In a recent column for TechWeekEurope, data management executive Iain Chidgey advocated for more thorough testing when working with applications that interface with large, complex business databases. While the risk of a data breach is always important to plan for, a software glitch can create a bigger disturbance and may be more likely to occur.

“As we become ever more dependent on software applications, and the size and complexity of data that run within those applications increases, risks of software glitches will also increase,” Chidgey wrote. “Cyber threats have been in the news, but software glitches are for many a more present threat. Don’t neglect cyber security, but make sure that your glitches don’t become your Achilles’ heel – keep testing.”

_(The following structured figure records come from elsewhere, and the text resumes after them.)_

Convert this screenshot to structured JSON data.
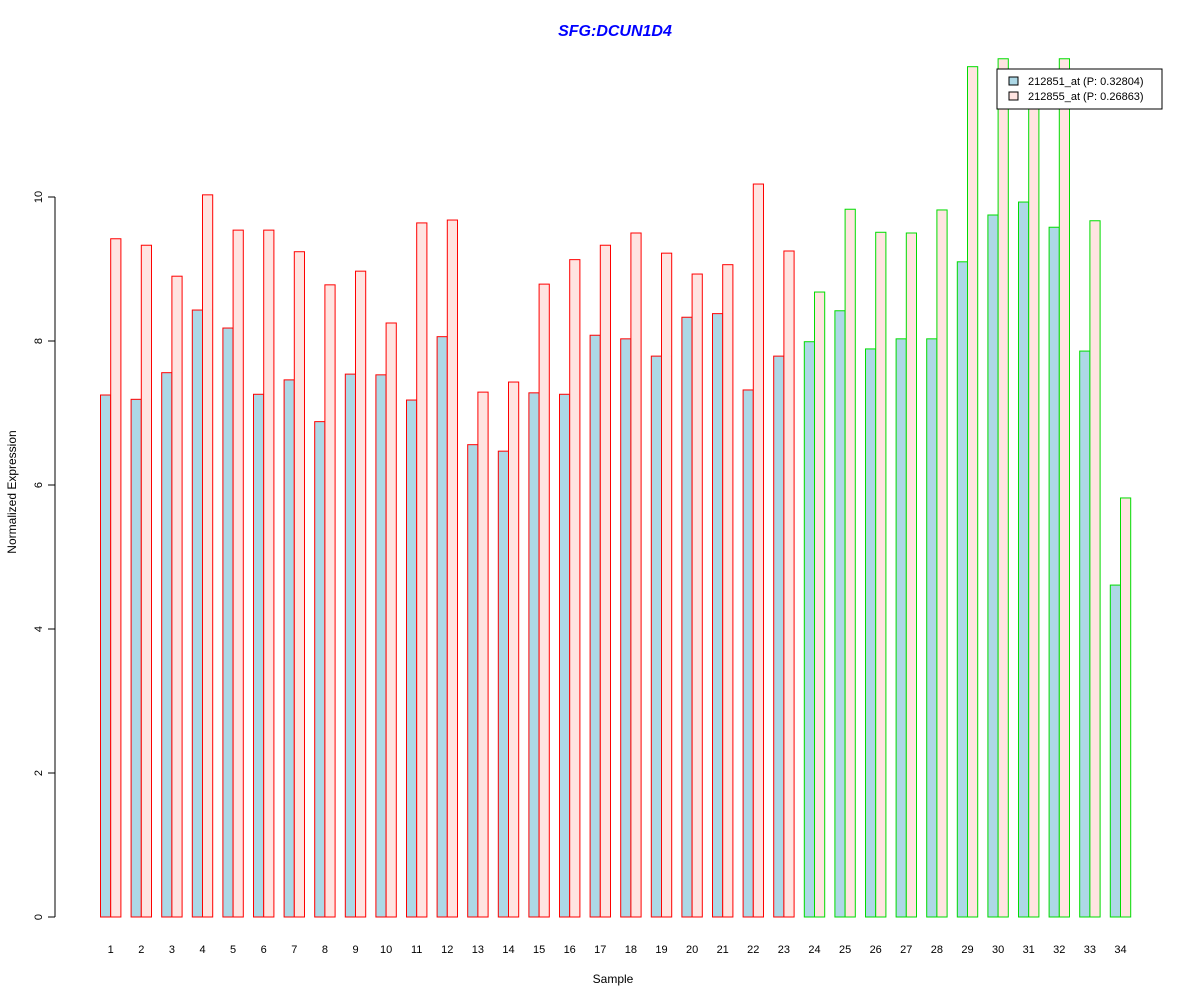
{
  "chart_data": {
    "type": "bar",
    "title": "SFG:DCUN1D4",
    "xlabel": "Sample",
    "ylabel": "Normalized Expression",
    "ylim": [
      0,
      11.92
    ],
    "yticks": [
      "0",
      "2",
      "4",
      "6",
      "8",
      "10"
    ],
    "categories": [
      "1",
      "2",
      "3",
      "4",
      "5",
      "6",
      "7",
      "8",
      "9",
      "10",
      "11",
      "12",
      "13",
      "14",
      "15",
      "16",
      "17",
      "18",
      "19",
      "20",
      "21",
      "22",
      "23",
      "24",
      "25",
      "26",
      "27",
      "28",
      "29",
      "30",
      "31",
      "32",
      "33",
      "34"
    ],
    "group_border_colors": {
      "1-23": "#ff0000",
      "24-34": "#00dd00"
    },
    "series": [
      {
        "name": "212851_at (P: 0.32804)",
        "color": "#add8e6",
        "values": [
          7.25,
          7.19,
          7.56,
          8.43,
          8.18,
          7.26,
          7.46,
          6.88,
          7.54,
          7.53,
          7.18,
          8.06,
          6.56,
          6.47,
          7.28,
          7.26,
          8.08,
          8.03,
          7.79,
          8.33,
          8.38,
          7.32,
          7.79,
          7.99,
          8.42,
          7.89,
          8.03,
          8.03,
          9.1,
          9.75,
          9.93,
          9.58,
          7.86,
          4.61
        ]
      },
      {
        "name": "212855_at (P: 0.26863)",
        "color": "#ffe4e1",
        "values": [
          9.42,
          9.33,
          8.9,
          10.03,
          9.54,
          9.54,
          9.24,
          8.78,
          8.97,
          8.25,
          9.64,
          9.68,
          7.29,
          7.43,
          8.79,
          9.13,
          9.33,
          9.5,
          9.22,
          8.93,
          9.06,
          10.18,
          9.25,
          8.68,
          9.83,
          9.51,
          9.5,
          9.82,
          11.81,
          11.92,
          11.5,
          11.92,
          9.67,
          5.82
        ]
      }
    ],
    "legend": "top-right"
  }
}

Scaling up application security
One of the issues that most often results in glitches or software security flaws making it into release is that most organizations perform their application testing far too late in the development process, application security consultant Jeff Williams wrote in a recent article for BankInfoSecurity. The tests are also generally handled by application security teams rather than developers directly, which means that the results are often never handled by the team with the most power to change things.

“Developers need feedback immediately; otherwise, the opportunity to learn from mistakes is almost completely lost,” Williams wrote.

These same issues are holding back security across entire application portfolios, leading many companies to focus solely on web applications, Williams added. However, given the shifting boundaries between internal and external applications, there’s no telling where a security weak point may lie. Companies should institute testing, automated verifications and standardized defense policies to enhance application security. Not only will such an approach strengthen against attacks, it will streamline agile development and simplify the work of developers.

“Standard defenses make application security better and easier to verify,” Williams wrote. “Application security programs shouldn’t be primarily about finding vulnerabilities; they should focus on making it simpler for developers to write secure code. Standardizing defenses at the enterprise architecture level speeds secure development and enables agility.”

Using a secure development approach that incorporates tools such as static analysis and peer code review can help companies ensure that developers receive security feedback right away and simplify the security process. In this way, bottlenecks that might otherwise occur as code bases or application portfolios get too large can be more easily managed. Given the threat of software glitches and security failures, using such methods can be an important way of staying on top of an application environment that continues to grow in complexity.